Shortly after Obama took the oath of office, the president’s agenda, including Obama’s strategy for defense and Middle East policy, was uploaded to www.whitehouse.gov.
According to the agenda, the administration supports the effort begun in 2007 to increase the size of the Army by 65,000 soldiers and the Marine Corps by 27,000 to help units retrain and re-equip properly between deployments and decrease the strain on military families.
The new commander in chief also plans to create a Military Families Advisory Board to make senior policymakers and the public more aware of military families’ concerns. Meanwhile, a vignette on the site about first lady Michelle Obama states that supporting military families is an issue “close to her heart,” and an issue on which she intends to focus her efforts.
Many of the policies cited online mirror the items Obama and Vice President Joe Biden endorsed on their campaign and transition Web sites.
An issue affecting both military members and their families is the policy of “stop-loss” that requires selected troops to remain in uniform after their service contracts expire. The president has promised to cease these mandatory extensions.
“Obama and Biden will end the stop-loss policy and establish predictability in deployments so that active duty and reserves know what they can and must expect,” the site states.

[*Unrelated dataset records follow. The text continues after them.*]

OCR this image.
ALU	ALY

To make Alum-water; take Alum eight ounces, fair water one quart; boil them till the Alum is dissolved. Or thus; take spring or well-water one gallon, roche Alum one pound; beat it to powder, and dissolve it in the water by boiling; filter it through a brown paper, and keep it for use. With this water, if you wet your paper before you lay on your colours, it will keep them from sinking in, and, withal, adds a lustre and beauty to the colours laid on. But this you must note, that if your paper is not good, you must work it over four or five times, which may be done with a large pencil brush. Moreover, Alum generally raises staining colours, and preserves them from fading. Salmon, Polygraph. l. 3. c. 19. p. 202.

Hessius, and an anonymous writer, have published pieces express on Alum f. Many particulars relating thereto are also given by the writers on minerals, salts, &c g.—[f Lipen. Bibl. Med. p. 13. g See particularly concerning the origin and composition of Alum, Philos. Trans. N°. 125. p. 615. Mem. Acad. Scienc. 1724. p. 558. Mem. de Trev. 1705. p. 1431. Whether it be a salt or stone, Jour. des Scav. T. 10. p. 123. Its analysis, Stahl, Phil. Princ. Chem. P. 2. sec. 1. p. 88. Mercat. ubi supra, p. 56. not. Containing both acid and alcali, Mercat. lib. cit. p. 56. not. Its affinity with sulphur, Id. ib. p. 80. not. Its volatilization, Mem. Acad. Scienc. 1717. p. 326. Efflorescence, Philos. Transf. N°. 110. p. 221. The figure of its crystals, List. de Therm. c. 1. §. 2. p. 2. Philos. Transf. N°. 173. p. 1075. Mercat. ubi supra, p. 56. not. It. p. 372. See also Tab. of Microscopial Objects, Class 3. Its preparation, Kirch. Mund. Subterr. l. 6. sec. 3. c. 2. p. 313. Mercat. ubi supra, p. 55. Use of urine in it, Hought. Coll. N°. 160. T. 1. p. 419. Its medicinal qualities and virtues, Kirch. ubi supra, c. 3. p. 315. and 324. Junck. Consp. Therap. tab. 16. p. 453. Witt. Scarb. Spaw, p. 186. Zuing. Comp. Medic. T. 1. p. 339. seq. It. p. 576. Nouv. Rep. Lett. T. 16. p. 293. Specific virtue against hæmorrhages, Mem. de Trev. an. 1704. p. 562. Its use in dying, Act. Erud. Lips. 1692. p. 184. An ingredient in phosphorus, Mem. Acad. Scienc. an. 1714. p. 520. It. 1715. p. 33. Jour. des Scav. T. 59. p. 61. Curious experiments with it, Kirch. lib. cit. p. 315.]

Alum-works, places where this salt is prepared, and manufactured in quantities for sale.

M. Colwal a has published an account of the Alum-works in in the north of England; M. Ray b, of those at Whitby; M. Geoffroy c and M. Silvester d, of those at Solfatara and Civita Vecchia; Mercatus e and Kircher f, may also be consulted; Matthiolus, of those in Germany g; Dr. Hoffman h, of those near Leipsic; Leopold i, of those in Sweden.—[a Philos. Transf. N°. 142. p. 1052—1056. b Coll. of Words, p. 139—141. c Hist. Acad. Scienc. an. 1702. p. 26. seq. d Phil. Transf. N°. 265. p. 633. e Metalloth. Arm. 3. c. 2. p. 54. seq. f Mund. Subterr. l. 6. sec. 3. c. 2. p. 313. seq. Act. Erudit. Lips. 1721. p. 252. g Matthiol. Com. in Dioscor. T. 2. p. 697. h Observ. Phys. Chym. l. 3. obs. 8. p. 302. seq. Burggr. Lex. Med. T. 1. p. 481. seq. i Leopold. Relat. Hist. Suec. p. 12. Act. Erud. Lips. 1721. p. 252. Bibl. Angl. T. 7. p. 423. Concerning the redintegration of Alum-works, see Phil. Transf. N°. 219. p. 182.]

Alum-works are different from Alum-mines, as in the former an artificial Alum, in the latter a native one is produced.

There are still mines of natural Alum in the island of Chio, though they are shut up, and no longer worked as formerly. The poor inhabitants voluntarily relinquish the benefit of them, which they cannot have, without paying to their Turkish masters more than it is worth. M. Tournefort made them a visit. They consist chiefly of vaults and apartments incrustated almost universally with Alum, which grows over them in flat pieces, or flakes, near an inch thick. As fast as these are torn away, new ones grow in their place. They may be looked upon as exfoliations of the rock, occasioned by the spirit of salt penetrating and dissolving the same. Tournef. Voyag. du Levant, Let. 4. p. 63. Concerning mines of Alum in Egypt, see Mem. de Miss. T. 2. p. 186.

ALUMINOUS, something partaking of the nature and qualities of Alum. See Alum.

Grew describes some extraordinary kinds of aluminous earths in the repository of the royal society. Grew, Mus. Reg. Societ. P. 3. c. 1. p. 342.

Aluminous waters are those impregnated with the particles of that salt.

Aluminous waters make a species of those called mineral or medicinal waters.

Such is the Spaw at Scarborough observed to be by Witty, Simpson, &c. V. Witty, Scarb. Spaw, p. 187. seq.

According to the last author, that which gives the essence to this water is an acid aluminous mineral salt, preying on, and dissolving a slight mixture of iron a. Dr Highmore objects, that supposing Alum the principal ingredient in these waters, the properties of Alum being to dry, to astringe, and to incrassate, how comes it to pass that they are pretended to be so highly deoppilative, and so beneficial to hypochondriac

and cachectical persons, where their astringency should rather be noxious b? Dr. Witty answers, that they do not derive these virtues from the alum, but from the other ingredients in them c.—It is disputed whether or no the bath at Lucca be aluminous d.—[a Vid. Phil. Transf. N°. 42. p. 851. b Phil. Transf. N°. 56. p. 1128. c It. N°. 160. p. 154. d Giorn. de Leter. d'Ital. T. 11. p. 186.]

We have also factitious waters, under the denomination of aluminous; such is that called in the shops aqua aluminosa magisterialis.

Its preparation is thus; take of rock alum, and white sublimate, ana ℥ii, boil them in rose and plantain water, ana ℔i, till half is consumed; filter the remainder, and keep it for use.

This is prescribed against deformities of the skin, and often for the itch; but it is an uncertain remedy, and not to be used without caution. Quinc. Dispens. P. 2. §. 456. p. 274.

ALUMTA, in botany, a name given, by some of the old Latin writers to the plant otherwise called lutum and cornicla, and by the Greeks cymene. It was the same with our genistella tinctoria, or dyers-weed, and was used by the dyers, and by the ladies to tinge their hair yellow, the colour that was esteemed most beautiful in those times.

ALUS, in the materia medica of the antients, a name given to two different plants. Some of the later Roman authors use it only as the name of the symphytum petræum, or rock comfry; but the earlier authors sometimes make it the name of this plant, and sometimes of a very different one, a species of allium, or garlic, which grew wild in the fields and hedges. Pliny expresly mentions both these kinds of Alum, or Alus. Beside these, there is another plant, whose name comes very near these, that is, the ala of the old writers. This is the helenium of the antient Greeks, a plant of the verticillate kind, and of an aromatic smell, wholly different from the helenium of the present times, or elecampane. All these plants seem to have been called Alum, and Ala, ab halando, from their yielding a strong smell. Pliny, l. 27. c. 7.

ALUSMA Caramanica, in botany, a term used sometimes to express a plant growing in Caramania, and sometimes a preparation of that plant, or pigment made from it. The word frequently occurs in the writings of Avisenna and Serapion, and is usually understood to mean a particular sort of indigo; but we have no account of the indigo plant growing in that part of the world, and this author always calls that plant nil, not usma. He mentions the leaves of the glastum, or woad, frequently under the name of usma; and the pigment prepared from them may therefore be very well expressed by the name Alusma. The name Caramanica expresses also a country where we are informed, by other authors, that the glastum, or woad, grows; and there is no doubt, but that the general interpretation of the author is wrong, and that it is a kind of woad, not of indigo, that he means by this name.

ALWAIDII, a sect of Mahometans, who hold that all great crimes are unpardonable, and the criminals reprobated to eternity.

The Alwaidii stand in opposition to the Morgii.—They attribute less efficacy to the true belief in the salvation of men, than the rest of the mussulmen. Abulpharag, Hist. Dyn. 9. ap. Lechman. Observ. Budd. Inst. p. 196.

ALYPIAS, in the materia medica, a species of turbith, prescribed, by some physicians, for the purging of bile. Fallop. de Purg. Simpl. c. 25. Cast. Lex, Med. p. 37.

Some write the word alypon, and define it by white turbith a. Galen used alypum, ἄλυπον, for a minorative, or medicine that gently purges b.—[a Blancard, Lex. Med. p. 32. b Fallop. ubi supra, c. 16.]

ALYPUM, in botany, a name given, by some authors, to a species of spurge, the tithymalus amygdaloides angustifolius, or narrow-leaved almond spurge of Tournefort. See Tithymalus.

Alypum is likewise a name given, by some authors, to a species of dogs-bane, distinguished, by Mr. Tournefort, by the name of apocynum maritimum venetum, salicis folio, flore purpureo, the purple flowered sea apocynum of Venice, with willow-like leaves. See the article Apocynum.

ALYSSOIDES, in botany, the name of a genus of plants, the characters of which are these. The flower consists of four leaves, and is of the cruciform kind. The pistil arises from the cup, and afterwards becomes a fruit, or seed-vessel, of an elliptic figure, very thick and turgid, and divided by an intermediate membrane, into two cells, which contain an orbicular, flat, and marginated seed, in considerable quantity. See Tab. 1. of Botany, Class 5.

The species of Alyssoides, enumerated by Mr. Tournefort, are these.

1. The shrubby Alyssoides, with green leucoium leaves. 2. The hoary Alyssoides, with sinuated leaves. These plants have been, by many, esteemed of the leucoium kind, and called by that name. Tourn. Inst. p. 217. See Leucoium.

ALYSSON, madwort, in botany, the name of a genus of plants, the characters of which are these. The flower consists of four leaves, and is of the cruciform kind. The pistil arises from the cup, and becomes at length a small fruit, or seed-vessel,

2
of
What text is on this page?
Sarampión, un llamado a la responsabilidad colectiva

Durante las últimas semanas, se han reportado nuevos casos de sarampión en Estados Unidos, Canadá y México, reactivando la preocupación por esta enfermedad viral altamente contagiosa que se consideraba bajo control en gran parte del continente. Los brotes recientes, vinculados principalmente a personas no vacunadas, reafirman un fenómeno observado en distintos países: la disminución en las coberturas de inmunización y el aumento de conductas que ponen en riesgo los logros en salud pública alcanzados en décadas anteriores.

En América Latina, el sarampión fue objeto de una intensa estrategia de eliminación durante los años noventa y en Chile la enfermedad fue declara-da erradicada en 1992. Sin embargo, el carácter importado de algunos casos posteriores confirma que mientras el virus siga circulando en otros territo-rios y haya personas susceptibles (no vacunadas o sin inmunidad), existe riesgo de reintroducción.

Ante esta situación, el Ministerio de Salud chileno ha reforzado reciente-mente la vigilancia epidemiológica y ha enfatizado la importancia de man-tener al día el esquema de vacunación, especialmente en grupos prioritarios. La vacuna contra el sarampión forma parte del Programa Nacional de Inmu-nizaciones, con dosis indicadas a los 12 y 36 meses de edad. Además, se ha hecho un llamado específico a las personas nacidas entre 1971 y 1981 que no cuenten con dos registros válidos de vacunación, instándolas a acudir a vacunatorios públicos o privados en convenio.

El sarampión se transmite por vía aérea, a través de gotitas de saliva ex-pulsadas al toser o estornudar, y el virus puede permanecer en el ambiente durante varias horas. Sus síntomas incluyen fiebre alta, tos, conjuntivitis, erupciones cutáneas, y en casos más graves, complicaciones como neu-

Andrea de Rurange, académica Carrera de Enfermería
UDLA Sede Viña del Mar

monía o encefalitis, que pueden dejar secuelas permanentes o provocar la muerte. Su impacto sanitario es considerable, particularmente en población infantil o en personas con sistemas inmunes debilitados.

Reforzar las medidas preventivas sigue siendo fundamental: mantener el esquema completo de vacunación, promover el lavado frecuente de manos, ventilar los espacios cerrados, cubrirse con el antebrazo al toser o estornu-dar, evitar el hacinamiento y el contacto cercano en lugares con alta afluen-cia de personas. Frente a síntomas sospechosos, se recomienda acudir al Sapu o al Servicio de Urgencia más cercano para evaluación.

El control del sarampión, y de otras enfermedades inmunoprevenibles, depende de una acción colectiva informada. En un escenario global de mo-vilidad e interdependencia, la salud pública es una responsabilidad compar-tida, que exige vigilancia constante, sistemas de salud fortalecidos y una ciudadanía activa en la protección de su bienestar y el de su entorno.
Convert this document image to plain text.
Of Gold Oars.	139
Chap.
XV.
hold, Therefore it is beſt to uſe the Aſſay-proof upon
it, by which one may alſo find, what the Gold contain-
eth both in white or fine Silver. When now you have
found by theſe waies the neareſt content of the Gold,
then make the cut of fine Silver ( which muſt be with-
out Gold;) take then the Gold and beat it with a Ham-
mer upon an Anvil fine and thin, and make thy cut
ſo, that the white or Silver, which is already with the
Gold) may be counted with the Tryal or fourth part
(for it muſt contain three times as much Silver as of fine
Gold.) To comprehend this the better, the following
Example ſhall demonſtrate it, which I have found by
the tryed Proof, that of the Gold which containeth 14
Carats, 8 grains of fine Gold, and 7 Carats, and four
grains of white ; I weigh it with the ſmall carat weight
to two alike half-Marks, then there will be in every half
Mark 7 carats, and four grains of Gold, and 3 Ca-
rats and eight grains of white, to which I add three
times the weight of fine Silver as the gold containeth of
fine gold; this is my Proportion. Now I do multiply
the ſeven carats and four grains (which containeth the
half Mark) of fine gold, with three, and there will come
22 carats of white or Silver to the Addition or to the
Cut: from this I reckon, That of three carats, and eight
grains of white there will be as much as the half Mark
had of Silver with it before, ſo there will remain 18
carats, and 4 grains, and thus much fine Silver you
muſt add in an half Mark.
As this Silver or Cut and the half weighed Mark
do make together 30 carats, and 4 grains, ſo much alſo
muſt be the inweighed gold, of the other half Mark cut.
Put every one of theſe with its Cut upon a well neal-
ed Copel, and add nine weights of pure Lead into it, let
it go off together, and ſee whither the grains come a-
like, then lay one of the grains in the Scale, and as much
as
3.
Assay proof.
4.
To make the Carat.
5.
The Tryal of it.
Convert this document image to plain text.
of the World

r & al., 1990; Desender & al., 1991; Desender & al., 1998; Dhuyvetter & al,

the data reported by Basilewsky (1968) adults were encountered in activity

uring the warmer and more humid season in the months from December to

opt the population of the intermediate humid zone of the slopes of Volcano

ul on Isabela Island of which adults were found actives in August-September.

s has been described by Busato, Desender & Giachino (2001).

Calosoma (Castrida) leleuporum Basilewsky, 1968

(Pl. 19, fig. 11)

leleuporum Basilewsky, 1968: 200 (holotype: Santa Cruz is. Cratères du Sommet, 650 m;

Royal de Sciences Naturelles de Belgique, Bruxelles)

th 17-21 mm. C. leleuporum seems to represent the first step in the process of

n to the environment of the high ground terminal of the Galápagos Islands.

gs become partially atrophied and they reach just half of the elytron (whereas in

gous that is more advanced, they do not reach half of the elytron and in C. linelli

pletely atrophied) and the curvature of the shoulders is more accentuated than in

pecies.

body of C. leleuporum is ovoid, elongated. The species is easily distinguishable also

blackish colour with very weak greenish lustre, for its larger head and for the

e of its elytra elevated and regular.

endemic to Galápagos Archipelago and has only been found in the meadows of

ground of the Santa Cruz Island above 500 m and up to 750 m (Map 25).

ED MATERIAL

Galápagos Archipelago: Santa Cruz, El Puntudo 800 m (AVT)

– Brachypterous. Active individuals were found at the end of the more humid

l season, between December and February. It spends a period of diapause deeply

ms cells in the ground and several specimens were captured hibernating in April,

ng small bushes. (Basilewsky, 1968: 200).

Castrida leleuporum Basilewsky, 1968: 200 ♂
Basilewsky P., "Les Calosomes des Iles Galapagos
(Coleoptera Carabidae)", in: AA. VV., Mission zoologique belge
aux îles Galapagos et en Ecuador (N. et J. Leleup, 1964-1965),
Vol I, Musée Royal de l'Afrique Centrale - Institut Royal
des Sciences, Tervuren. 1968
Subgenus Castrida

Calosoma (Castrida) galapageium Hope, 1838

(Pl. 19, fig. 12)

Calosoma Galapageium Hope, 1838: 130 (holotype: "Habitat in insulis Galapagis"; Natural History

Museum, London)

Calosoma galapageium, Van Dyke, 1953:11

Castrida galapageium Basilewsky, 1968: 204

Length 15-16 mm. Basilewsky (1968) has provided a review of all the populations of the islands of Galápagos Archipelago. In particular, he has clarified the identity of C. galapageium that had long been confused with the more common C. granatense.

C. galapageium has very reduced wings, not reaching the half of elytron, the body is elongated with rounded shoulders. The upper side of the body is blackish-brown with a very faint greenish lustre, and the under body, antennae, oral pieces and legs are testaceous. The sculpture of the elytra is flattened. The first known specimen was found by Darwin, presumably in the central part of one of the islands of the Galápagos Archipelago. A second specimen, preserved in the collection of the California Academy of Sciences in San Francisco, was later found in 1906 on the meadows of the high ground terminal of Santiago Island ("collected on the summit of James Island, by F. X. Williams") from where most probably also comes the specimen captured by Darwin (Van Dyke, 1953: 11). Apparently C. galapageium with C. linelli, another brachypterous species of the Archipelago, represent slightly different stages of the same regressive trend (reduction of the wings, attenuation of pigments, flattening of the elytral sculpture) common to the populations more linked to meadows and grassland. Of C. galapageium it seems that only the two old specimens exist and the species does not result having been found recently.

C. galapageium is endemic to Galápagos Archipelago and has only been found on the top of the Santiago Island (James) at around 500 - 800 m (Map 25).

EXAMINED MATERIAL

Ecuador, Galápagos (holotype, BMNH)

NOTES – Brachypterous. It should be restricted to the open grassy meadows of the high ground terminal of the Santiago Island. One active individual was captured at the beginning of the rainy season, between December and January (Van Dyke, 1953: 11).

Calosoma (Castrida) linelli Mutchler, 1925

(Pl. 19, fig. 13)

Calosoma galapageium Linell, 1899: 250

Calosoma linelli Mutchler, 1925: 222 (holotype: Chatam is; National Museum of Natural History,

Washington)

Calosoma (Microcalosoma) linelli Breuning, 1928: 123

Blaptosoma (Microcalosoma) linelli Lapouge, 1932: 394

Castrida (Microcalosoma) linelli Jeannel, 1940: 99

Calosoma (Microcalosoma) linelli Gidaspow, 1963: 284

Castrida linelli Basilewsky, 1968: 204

Another piece of Obama’s defense agenda is building defense capabilities for the 21st century by fully equipping troops — including members of the National Guard and reserves — for their missions, and balancing conventional and counterinsurgency weapons systems. The president also advocates maintaining aerial and naval capabilities, and supporting a pragmatic and cost-effective missile defense system.
Obama and Biden have vowed to build up special operations forces, civil affairs, information operations, and other units and capabilities that are in chronic short supply; to invest in foreign language training, cultural awareness, human intelligence and other needed counterinsurgency and stabilization skill sets; and to create a more robust capacity to train, equip and advise foreign security forces.
This agenda item dovetails with the administration’s pledge to develop “whole-of-government” initiatives to spur global stability, in which military and civilian efforts are linked and a 25,000-strong Civilian Assistance Corps consisting of doctors, lawyers, engineers and police is formed as a deployable unit available in times of domestic or international need.
On foreign policy, the site describes the incoming administration’s plans for U.S. force posturing in the Middle East: “Barack Obama and Joe Biden will responsibly end the war in Iraq so that we can renew our military strength [and] dedicate more resources to the fight against the Taliban and [al-Qaida] in Afghanistan.”
Both Obama and Defense Secretary Robert M. Gates, who replaced Donald H. Rumsfeld as then-President George W. Bush’s defense secretary and whom Obama has retained as Pentagon chief, have spoken about the need to push for stronger commitment from NATO allies in Afghanistan.
During a news conference last month in the Afghan capital of Kandahar, the secretary said that some NATO allies believe they and their Afghan counterparts are holding their own in some areas of fighting.
“But I think everybody would agree that holding your own isn’t good enough,” Gates said. The Obama White House, meanwhile, said it “will increase our troop levels in Afghanistan [and] press our allies in NATO to do the same.”
“America’s traditional alliances, such as NATO, must be transformed and strengthened, including on common security concerns like Afghanistan, homeland security, and counterterrorism,” the Web site states.